My room had what was undoubtedly the most privileged view on the entire block, meaning I had an actual balcony on which to smoke and not just some ill-conceived window dug on the wall. I lit up a cigarette just as it began to rain, a cliché so disgusting that I almost went back inside to set off the smoke detectors, but the Snapper I'd inhaled had not yet worn off: it would have been a waste not to use my altered state of consciousness to gaze at that weeping purple sky.
Snapper is a funny drug. Doesn't quite have the hallucinogenic punch of Naxatras, but it'll give you hyperfocus: sight beyond sight. Sight into what is the question. Have some good luck and you'll find some answers for the questions you didn't know you had; have a bad trip and you'll end up confronting the worst parts of yourself, the regrets that weigh you down and tear you apart. Worth the risk, if you have the guts: I've heard of men achieving inner peace when high off it, of mere mortals transcending if only for an instant. Revolutions have sparked from less than a good drug trip, so here's to hoping someone eventually finds the perfect poison against The Man while riding the rainbow. High only lasts so long, unfortunately, and the comedown syndrome will kick you like a mule, snapping your brain back into reality without a second to cling to whatever astral revelation has been vested upon you.
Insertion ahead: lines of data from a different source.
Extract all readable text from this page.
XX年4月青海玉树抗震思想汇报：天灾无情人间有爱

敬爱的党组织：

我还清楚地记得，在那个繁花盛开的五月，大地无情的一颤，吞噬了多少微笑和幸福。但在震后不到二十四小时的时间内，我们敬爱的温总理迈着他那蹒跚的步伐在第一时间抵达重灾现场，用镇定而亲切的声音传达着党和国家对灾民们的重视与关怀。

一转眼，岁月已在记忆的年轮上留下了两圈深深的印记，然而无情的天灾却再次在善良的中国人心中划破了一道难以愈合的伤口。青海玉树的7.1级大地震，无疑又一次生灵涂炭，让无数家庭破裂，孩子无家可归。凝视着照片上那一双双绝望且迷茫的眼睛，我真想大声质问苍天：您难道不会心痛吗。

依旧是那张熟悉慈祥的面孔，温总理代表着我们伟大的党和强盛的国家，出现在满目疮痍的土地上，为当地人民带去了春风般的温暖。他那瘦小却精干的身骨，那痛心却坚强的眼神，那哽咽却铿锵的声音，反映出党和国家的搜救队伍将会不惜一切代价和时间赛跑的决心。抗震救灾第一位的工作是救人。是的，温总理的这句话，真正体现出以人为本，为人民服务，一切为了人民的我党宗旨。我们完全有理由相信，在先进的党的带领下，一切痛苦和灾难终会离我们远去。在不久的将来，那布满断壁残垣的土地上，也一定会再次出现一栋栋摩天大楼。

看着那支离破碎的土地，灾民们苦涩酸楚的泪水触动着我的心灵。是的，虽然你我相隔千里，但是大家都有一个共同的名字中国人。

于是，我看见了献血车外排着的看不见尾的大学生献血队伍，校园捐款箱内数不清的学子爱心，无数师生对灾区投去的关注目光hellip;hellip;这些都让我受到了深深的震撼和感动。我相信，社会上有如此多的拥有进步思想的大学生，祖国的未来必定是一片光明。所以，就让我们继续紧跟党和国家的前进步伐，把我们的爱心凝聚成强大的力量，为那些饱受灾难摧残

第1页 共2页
That'd happen to me any moment now, my brain dumbed down back to its usual levels, exiled from its misused clarity. I could feel it coming, prowling after me in this dreg of a place where acid rain tapped on the heads of new and obsolete cyborgs, where greed was the law and life knew neither night nor day. And so I smoked that melancholy cigarette on the balcony under the purple sky and waited for an epiphany that I would never get.